Perhaps the most striking result was a fully working remote kernel exploit for FreeBSD (CVE-2026-4747), which Claude produced in approximately 8 hours of wall-clock time — a task that would typically require weeks of expert manual analysis. The FreeBSD advisory credits researcher Nicholas Carlini using Claude for the discovery. A critical Firefox vulnerability (CVE-2026-2796) was also discovered and has since been patched. Anthropic is coordinating responsible disclosure with affected maintainers before each publication.

## The Security Landscape Shifts

The implications extend well beyond this single campaign. As RoboRhythms noted, experts warn that the window between vulnerability disclosure and active exploitation will compress dramatically as AI-powered bug hunting becomes accessible to virtually anyone with access to a frontier model. The longstanding assumption that mature, heavily reviewed software is inherently safe no longer holds.

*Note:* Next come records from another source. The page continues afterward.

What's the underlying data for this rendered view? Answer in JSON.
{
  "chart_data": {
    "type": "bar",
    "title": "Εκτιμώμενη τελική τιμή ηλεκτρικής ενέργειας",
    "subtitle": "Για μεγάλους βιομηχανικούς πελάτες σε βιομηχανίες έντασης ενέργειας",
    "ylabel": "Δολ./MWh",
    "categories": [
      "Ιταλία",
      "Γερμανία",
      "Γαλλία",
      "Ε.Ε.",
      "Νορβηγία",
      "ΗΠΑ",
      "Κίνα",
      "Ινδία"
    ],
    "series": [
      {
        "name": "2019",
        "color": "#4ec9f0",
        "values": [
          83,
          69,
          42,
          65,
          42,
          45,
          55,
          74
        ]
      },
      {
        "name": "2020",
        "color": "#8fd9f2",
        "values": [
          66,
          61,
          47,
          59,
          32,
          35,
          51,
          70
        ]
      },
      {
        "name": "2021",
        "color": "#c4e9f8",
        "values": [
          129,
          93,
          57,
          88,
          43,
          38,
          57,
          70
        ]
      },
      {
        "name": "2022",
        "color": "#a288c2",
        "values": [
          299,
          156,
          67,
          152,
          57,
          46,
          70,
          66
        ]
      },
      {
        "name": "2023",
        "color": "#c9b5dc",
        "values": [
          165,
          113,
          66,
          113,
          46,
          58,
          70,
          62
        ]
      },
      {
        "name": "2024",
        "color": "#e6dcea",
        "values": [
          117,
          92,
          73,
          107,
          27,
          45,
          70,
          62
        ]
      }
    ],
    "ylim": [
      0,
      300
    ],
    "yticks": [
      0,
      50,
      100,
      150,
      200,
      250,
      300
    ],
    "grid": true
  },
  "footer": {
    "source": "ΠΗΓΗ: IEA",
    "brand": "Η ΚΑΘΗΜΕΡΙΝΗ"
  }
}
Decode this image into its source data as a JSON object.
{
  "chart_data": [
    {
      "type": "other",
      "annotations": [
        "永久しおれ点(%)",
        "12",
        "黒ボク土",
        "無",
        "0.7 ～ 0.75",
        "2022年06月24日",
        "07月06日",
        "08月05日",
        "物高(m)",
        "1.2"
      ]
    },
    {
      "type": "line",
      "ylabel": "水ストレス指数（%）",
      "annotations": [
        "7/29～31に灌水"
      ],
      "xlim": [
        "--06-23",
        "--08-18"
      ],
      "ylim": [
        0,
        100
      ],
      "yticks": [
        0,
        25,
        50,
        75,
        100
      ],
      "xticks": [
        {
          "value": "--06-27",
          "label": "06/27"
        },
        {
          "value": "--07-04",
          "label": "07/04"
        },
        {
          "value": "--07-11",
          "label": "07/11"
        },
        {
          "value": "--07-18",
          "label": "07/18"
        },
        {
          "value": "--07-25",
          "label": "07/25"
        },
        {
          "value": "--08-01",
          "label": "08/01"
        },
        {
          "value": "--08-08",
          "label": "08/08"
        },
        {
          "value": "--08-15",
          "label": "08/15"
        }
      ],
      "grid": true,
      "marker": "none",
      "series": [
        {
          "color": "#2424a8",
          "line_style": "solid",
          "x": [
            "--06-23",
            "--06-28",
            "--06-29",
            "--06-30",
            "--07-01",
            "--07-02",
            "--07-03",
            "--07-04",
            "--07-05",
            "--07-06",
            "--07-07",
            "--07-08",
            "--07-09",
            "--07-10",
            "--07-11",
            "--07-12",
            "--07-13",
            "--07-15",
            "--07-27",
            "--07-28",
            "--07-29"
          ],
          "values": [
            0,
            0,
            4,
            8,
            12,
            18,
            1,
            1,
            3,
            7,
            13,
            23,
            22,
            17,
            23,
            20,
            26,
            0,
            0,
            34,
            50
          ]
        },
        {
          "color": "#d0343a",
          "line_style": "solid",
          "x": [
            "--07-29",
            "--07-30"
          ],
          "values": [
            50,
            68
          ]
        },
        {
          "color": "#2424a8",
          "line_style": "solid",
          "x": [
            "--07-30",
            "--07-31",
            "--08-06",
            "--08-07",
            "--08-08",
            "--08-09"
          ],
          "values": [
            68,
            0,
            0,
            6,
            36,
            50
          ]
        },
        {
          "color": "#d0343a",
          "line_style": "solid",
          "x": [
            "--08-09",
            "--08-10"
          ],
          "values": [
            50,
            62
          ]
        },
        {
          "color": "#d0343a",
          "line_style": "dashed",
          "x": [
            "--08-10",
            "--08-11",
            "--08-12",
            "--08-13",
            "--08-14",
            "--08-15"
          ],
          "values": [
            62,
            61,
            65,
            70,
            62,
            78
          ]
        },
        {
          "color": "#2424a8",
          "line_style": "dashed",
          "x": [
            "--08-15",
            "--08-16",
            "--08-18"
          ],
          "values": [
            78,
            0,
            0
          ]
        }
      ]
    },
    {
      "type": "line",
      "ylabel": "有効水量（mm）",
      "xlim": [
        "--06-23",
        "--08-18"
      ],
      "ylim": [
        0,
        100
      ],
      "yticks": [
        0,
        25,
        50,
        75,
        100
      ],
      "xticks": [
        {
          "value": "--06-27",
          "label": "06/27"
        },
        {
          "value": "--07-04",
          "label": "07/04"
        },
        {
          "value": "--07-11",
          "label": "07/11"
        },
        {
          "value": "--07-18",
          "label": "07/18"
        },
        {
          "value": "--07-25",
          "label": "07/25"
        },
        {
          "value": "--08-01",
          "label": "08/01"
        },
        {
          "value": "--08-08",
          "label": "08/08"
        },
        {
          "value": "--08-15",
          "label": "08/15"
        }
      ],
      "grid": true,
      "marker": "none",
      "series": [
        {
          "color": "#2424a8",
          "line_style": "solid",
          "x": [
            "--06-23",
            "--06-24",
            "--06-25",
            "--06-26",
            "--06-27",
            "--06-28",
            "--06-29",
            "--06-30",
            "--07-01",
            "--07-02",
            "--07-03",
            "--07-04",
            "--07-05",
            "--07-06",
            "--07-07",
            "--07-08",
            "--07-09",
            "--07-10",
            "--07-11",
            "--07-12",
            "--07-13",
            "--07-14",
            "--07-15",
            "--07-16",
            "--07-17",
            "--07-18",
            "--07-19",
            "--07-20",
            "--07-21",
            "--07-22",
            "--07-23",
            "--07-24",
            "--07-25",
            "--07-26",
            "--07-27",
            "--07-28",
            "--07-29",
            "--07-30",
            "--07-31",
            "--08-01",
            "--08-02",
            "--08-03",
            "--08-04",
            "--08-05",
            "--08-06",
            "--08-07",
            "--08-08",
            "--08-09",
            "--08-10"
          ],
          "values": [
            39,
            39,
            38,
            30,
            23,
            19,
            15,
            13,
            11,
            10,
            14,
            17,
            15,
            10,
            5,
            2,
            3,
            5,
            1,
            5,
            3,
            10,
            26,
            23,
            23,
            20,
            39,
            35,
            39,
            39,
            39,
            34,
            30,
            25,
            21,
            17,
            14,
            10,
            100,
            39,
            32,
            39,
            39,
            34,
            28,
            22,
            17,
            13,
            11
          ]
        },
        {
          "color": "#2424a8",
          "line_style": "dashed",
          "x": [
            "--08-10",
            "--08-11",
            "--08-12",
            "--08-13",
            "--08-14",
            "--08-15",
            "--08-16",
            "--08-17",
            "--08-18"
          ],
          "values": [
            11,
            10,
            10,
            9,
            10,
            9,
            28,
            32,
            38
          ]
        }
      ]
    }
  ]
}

Calif's own blog captured the mood bluntly: "This feels like the early 2000s. Back then a kid could hack anything, with SQL Injection. Now with Claude." The comparison is apt — just as automated SQL injection tools once democratized web application attacks, conversational AI is now democratizing vulnerability research at an unprecedented scale. The MAD Bugs campaign is scheduled to continue publishing new findings throughout April, and the security community is watching closely.